北朝鮮が、平安北道鉄山郡東倉里のミサイル発射場で長距離ミサイル(ロケット)に液体燃料を注入するなど、発射準備を最終段階に進めたことが分かった。今月10日ごろ発射する可能性が高いという。
韓国政府の消息筋は5日「いくつかの状況を考慮すると、北朝鮮は既に長距離ミサイルを発射台に据え終わり、液体燃料の注入を開始した可能性がある。長距離ミサイルを発射するには気象条件が重要だが、天気予報などを考慮すると、10日午前に発射する可能性が高い」と語った。北朝鮮は、今月8日から25日にかけてのミサイル発射を予告しているが、8-9日は気象条件が発射に適合しないという予報が出た。これに関して朝日新聞も5日、米国の当局者の話を引用して「北朝鮮は既にミサイルへの燃料注入を始めたとみられる」と報じた。
消息筋などによると、今回の長距離ミサイル発射の監視はいつになく困難が多いという。北朝鮮が、高さ67メートルの垂直発射台や列車が到着する東倉里駅などにカバーをかけ、屋内で3段ロケットを組み立てられる大型の移動式組立棟を作り、ミサイルが発射台に据えられているのかどうか、液体燃料の注入が始まったのかどうかなどを偵察衛星で確認するのが難しくなったからだ。韓国軍当局は、発射準備の日程などを考慮し、ミサイルを発射台に据えて液体燃料の注入など最終段階の作業に入ったものと推定している。
北朝鮮は、旧正月にあたる8日以降いつでもミサイルを発射できるが、最大の変数になるのは天候と見られている。天気予報によると、8日は東倉里地域にかなり雲がかかり、午後には雪が降ると予想されている。雪は翌9日午前まで降り続き、午後から晴れ始め、10日には雲がほとんどない晴天になると見込まれている。北朝鮮は、午前7時から正午までの間にミサイルを発射すると通報していることから、10日午前に発射する可能性が高いと見られている。

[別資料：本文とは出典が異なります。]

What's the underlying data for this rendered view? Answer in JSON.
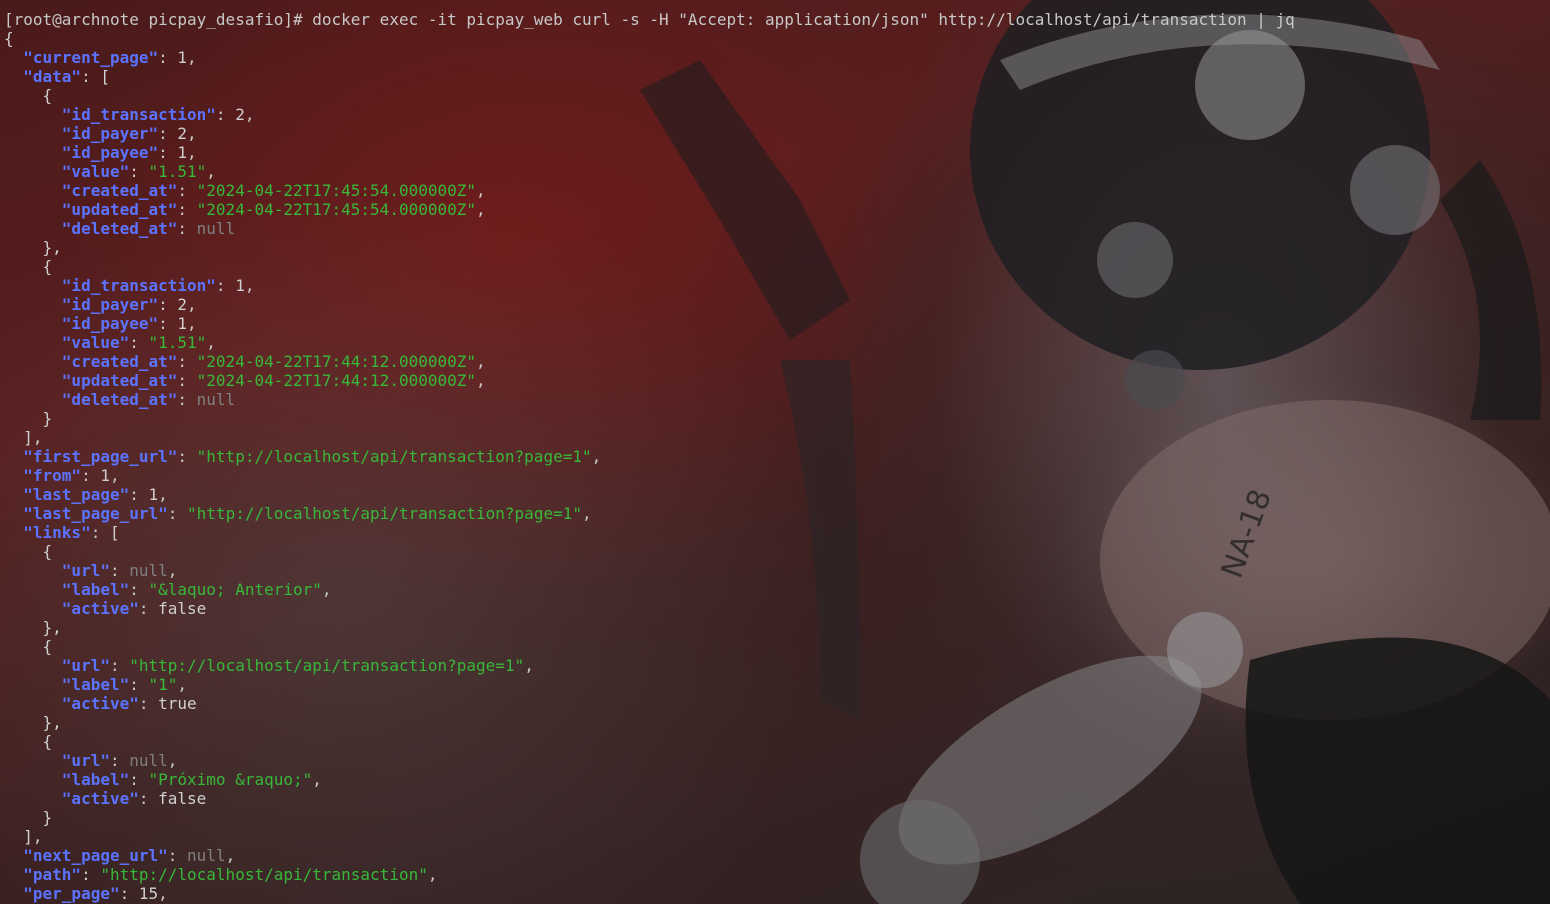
{
  "terminal": {
    "prompt": "[root@archnote picpay_desafio]# ",
    "command": "docker exec -it picpay_web curl -s -H \"Accept: application/json\" http://localhost/api/transaction | jq"
  },
  "output": [
    {
      "indent": "",
      "text": "{"
    },
    {
      "indent": "  ",
      "key": "current_page",
      "value": "1",
      "vtype": "num",
      "suffix": ","
    },
    {
      "indent": "  ",
      "key": "data",
      "value": "[",
      "vtype": "punct",
      "suffix": ""
    },
    {
      "indent": "    ",
      "text": "{"
    },
    {
      "indent": "      ",
      "key": "id_transaction",
      "value": "2",
      "vtype": "num",
      "suffix": ","
    },
    {
      "indent": "      ",
      "key": "id_payer",
      "value": "2",
      "vtype": "num",
      "suffix": ","
    },
    {
      "indent": "      ",
      "key": "id_payee",
      "value": "1",
      "vtype": "num",
      "suffix": ","
    },
    {
      "indent": "      ",
      "key": "value",
      "value": "\"1.51\"",
      "vtype": "str",
      "suffix": ","
    },
    {
      "indent": "      ",
      "key": "created_at",
      "value": "\"2024-04-22T17:45:54.000000Z\"",
      "vtype": "str",
      "suffix": ","
    },
    {
      "indent": "      ",
      "key": "updated_at",
      "value": "\"2024-04-22T17:45:54.000000Z\"",
      "vtype": "str",
      "suffix": ","
    },
    {
      "indent": "      ",
      "key": "deleted_at",
      "value": "null",
      "vtype": "null",
      "suffix": ""
    },
    {
      "indent": "    ",
      "text": "},"
    },
    {
      "indent": "    ",
      "text": "{"
    },
    {
      "indent": "      ",
      "key": "id_transaction",
      "value": "1",
      "vtype": "num",
      "suffix": ","
    },
    {
      "indent": "      ",
      "key": "id_payer",
      "value": "2",
      "vtype": "num",
      "suffix": ","
    },
    {
      "indent": "      ",
      "key": "id_payee",
      "value": "1",
      "vtype": "num",
      "suffix": ","
    },
    {
      "indent": "      ",
      "key": "value",
      "value": "\"1.51\"",
      "vtype": "str",
      "suffix": ","
    },
    {
      "indent": "      ",
      "key": "created_at",
      "value": "\"2024-04-22T17:44:12.000000Z\"",
      "vtype": "str",
      "suffix": ","
    },
    {
      "indent": "      ",
      "key": "updated_at",
      "value": "\"2024-04-22T17:44:12.000000Z\"",
      "vtype": "str",
      "suffix": ","
    },
    {
      "indent": "      ",
      "key": "deleted_at",
      "value": "null",
      "vtype": "null",
      "suffix": ""
    },
    {
      "indent": "    ",
      "text": "}"
    },
    {
      "indent": "  ",
      "text": "],"
    },
    {
      "indent": "  ",
      "key": "first_page_url",
      "value": "\"http://localhost/api/transaction?page=1\"",
      "vtype": "str",
      "suffix": ","
    },
    {
      "indent": "  ",
      "key": "from",
      "value": "1",
      "vtype": "num",
      "suffix": ","
    },
    {
      "indent": "  ",
      "key": "last_page",
      "value": "1",
      "vtype": "num",
      "suffix": ","
    },
    {
      "indent": "  ",
      "key": "last_page_url",
      "value": "\"http://localhost/api/transaction?page=1\"",
      "vtype": "str",
      "suffix": ","
    },
    {
      "indent": "  ",
      "key": "links",
      "value": "[",
      "vtype": "punct",
      "suffix": ""
    },
    {
      "indent": "    ",
      "text": "{"
    },
    {
      "indent": "      ",
      "key": "url",
      "value": "null",
      "vtype": "null",
      "suffix": ","
    },
    {
      "indent": "      ",
      "key": "label",
      "value": "\"&laquo; Anterior\"",
      "vtype": "str",
      "suffix": ","
    },
    {
      "indent": "      ",
      "key": "active",
      "value": "false",
      "vtype": "num",
      "suffix": ""
    },
    {
      "indent": "    ",
      "text": "},"
    },
    {
      "indent": "    ",
      "text": "{"
    },
    {
      "indent": "      ",
      "key": "url",
      "value": "\"http://localhost/api/transaction?page=1\"",
      "vtype": "str",
      "suffix": ","
    },
    {
      "indent": "      ",
      "key": "label",
      "value": "\"1\"",
      "vtype": "str",
      "suffix": ","
    },
    {
      "indent": "      ",
      "key": "active",
      "value": "true",
      "vtype": "num",
      "suffix": ""
    },
    {
      "indent": "    ",
      "text": "},"
    },
    {
      "indent": "    ",
      "text": "{"
    },
    {
      "indent": "      ",
      "key": "url",
      "value": "null",
      "vtype": "null",
      "suffix": ","
    },
    {
      "indent": "      ",
      "key": "label",
      "value": "\"Próximo &raquo;\"",
      "vtype": "str",
      "suffix": ","
    },
    {
      "indent": "      ",
      "key": "active",
      "value": "false",
      "vtype": "num",
      "suffix": ""
    },
    {
      "indent": "    ",
      "text": "}"
    },
    {
      "indent": "  ",
      "text": "],"
    },
    {
      "indent": "  ",
      "key": "next_page_url",
      "value": "null",
      "vtype": "null",
      "suffix": ","
    },
    {
      "indent": "  ",
      "key": "path",
      "value": "\"http://localhost/api/transaction\"",
      "vtype": "str",
      "suffix": ","
    },
    {
      "indent": "  ",
      "key": "per_page",
      "value": "15",
      "vtype": "num",
      "suffix": ","
    }
  ],
  "colors": {
    "key": "#5b73ff",
    "string": "#38b838",
    "number": "#d0d0d0",
    "null": "#808080",
    "prompt": "#c8c8c8"
  },
  "wallpaper": {
    "watermark_text": "NA-18"
  }
}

韓国国防部(省に相当)は5日、北朝鮮の長距離ミサイル発射がカウントダウンに入ったことを受け、韓民求(ハン・ミング)長官が主催する緊急の国防危機状況評価会議を開くなど多角的に備える態勢を取った。韓長官は会議で「予告された期間以外にも、敵の奇襲的なミサイル発射に備え、探知・識別に最善を尽くすことを望む」と発言し、不意打ちの挑発にも備えて能動的に対応するよう軍の指揮官に指示した。